Van 1 januari 1985 af werd een artikel 56octies in de samengeordende wetten betreffende de kinderbijslag voor werknemers ingevoegd.
Voor de toepassing gelden de hierna volgende onderrichtingen.
1. HET K.B. VAN 25 JANUARI 1985 BETREFFENDE DE TOEKENNING VAN ONDERBREKINGSUITKERINGEN. (Staatsblad van 14 februari 1985)
De Rijksdienst voor Arbeidsvoorziening (R.V.A.) is belast met de toekenning van de onderbrekingsuitkeringen aan de werknemer die zijn beroepsloopbaan onderbreekt of halveert en hiervoor een aanvraag indient.
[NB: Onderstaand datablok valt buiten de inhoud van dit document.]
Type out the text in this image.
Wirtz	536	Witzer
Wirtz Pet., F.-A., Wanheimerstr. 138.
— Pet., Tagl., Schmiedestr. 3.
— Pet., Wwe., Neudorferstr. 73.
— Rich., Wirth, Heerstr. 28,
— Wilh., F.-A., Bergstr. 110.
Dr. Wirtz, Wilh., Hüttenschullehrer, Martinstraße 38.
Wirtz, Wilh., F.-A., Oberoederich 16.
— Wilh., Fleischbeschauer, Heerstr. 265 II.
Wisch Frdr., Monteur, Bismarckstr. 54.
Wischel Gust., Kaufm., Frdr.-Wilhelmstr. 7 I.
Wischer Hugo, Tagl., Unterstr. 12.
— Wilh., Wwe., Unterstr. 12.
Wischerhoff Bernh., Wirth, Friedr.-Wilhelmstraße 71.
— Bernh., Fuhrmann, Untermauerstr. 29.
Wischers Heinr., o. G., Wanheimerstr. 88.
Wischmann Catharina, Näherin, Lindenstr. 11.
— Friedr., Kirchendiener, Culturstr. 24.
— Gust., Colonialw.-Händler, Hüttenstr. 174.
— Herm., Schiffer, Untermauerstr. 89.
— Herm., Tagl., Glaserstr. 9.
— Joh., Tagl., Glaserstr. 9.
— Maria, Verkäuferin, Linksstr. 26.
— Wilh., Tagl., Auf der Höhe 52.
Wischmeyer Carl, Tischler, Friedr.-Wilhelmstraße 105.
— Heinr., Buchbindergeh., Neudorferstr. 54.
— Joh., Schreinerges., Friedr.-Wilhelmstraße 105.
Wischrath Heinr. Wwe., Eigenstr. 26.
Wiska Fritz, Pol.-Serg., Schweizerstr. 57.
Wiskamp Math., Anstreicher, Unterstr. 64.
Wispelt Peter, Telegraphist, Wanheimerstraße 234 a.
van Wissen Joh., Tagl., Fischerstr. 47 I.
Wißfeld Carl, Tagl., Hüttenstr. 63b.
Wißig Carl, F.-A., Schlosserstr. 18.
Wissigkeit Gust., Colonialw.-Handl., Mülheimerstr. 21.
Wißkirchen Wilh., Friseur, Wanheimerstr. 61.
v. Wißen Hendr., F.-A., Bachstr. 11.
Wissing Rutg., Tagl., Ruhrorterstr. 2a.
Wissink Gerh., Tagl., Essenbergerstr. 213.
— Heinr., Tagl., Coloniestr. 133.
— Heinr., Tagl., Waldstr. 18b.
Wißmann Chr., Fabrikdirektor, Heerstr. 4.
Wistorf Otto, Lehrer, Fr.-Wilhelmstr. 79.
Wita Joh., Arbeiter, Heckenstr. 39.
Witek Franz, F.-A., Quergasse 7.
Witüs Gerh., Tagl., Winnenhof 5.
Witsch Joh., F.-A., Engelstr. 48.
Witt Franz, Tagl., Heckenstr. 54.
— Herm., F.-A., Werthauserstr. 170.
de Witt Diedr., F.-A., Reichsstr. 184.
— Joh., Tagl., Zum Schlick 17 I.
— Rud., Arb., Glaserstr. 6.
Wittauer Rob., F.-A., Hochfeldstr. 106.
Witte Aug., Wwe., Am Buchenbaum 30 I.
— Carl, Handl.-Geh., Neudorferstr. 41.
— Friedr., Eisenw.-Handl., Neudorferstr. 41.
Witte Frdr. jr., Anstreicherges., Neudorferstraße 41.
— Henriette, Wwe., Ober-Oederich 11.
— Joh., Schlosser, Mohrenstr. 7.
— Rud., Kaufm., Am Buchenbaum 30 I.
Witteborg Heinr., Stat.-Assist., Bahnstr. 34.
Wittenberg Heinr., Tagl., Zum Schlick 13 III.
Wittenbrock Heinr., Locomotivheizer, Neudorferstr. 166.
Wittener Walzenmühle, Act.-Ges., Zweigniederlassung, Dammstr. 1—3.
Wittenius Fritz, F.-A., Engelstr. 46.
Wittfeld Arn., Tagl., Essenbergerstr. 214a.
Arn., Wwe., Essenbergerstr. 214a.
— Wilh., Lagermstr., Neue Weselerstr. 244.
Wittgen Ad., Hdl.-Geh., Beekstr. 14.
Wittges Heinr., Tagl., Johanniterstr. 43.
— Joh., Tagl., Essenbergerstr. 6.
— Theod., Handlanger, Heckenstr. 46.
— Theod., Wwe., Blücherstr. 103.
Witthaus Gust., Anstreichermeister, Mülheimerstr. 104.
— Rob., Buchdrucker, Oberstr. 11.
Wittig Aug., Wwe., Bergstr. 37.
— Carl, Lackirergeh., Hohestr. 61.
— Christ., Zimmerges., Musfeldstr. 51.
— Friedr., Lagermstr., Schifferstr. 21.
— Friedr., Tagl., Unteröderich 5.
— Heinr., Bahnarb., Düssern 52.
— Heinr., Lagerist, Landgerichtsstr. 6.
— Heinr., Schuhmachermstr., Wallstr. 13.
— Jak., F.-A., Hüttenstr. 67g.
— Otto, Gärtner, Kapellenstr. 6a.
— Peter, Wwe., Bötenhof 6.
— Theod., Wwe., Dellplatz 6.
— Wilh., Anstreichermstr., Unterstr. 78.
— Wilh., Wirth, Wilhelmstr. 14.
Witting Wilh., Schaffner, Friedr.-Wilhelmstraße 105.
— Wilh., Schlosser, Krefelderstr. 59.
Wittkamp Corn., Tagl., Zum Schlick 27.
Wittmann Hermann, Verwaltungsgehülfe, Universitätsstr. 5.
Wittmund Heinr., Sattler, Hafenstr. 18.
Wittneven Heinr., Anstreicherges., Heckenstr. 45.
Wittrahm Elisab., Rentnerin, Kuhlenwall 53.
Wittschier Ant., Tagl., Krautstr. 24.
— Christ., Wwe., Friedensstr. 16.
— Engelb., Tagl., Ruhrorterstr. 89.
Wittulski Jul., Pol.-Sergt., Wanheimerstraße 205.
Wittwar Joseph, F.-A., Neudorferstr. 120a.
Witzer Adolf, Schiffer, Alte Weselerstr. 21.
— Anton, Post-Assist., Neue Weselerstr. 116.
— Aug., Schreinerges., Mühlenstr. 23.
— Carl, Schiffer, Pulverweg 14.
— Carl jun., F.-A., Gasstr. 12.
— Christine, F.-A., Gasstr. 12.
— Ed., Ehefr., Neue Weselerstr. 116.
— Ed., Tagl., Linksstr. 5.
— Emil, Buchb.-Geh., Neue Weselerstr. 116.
De gewestelijke werkloosheidsinspecteur neemt alle beslissingen inzake de toekenning of de ontzegging van het recht op de onderbrekingsuitkeringen. Hij noteert zijn beslissing op een onderbrekingsuitkeringskaart na de nodige onderzoekingen te hebben doen of laten verrichten en stuurt hiervan een afschrift bij een ter post aangetekende brief aan de werknemer die de onderbrekingsuitkering heeft gevraagd.
Het bedrag van de toegekende onderbrekingsuitkering wordt maandelijks door de R.V.A. uitbetaald.
2. HET RECHT OP DE KINDERBIJSLAG
De werknemer die de onderbrekingsuitkering geniet heeft recht op de kinderbijslag tegen de bij artikel 40 (...), G.W., bepaalde bedragen voor de dagen waarop hij normaal recht had wegens zijn arbeidsprestaties die hij heeft onderbroken of gehalveerd.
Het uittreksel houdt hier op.